Een arbeidsovereenkomst voor een bepaalde tijd die niet vooraf op schrift is gesteld, valt onder de regels van de arbeidsovereenkomst voor onbepaalde tijd, aldus artikel 9, tweede lid, van de Arbeidsovereenkomstenwet. Zodra een eerste arbeidsovereenkomst voor een bepaalde tijd wordt opgesteld zonder voorafgaand geschrift, gelden de regels van de arbeidsovereenkomst voor onbepaalde tijd zolang daaraan geen einde is gemaakt, legt advocaat Willy van Eeckhoutte uit.
Dat op die eerste arbeidsovereenkomst nog verschillende arbeidsovereenkomsten voor een bepaalde tijd volgden, waarvan sommige wel, andere niet op schrift werden gesteld en dat de werknemer dat altijd heeft aanvaard, kan niet worden beschouwd als een verzaking van de werknemer zich te beroepen op de wettelijke bescherming van artikel 9 van de Arbeidsovereenkomstenwet. Die bepaling is immers dwingend ten voordele van de werknemer, zodat de werknemer de bescherming die zij biedt, niet kan verzaken vóór de arbeidsovereenkomst een einde heeft genomen.
Als de laatste arbeidsovereenkomst voor een bepaalde tijd niet schriftelijk werd vastgelegd, dan volgt uit het feit dat na het verstrijken van de duur van die overeenkomst geen arbeid meer werd verschaft aan de werknemer, dat de werkgever de arbeidsovereenkomst onregelmatig heeft beëindigd en dus recht heeft op een opzeggingsvergoeding.

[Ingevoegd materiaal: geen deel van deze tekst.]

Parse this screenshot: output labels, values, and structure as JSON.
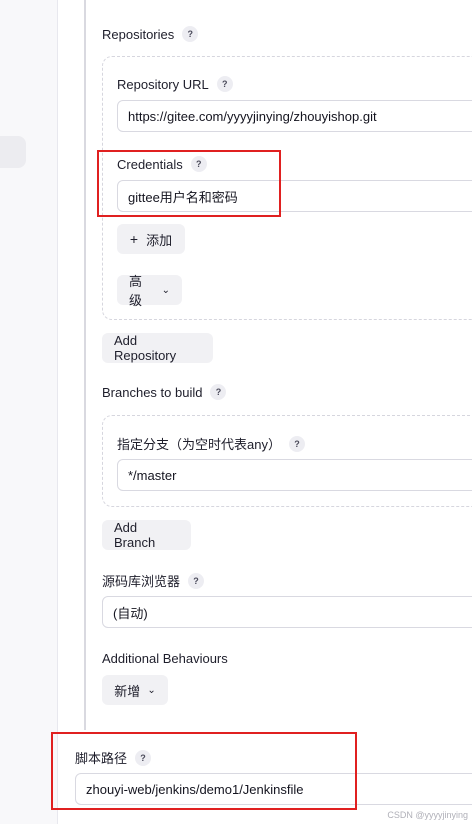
{
  "scm": {
    "repositories_label": "Repositories",
    "repository_url_label": "Repository URL",
    "repository_url_value": "https://gitee.com/yyyyjinying/zhouyishop.git",
    "credentials_label": "Credentials",
    "credentials_value": "gittee用户名和密码",
    "add_button": "添加",
    "advanced_button": "高级",
    "add_repository_button": "Add Repository",
    "branches_label": "Branches to build",
    "branch_specifier_label": "指定分支（为空时代表any）",
    "branch_value": "*/master",
    "add_branch_button": "Add Branch",
    "browser_label": "源码库浏览器",
    "browser_value": "(自动)",
    "behaviours_label": "Additional Behaviours",
    "behaviours_button": "新增"
  },
  "pipeline": {
    "script_path_label": "脚本路径",
    "script_path_value": "zhouyi-web/jenkins/demo1/Jenkinsfile"
  },
  "help_glyph": "?",
  "plus_glyph": "+",
  "chevron_glyph": "⌄",
  "watermark": "CSDN @yyyyjinying",
  "colors": {
    "highlight": "#e02020",
    "field_border": "#d9d9e1",
    "button_bg": "#f1f1f4"
  }
}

Dat is, kort samengevat, wat men kan afleiden uit het cassatiearrest S.13.0116.F van 8 september 2014. De zaak had betrekking op opeenvolgende overeenkomsten voor tewerkstelling van studenten, maar dat was op zich niet relevant voor het arrest. De zaken zouden mogelijk anders gelegen hebben als de laatste arbeidsovereenkomst voor een bepaalde tijd wel op schrift was gesteld.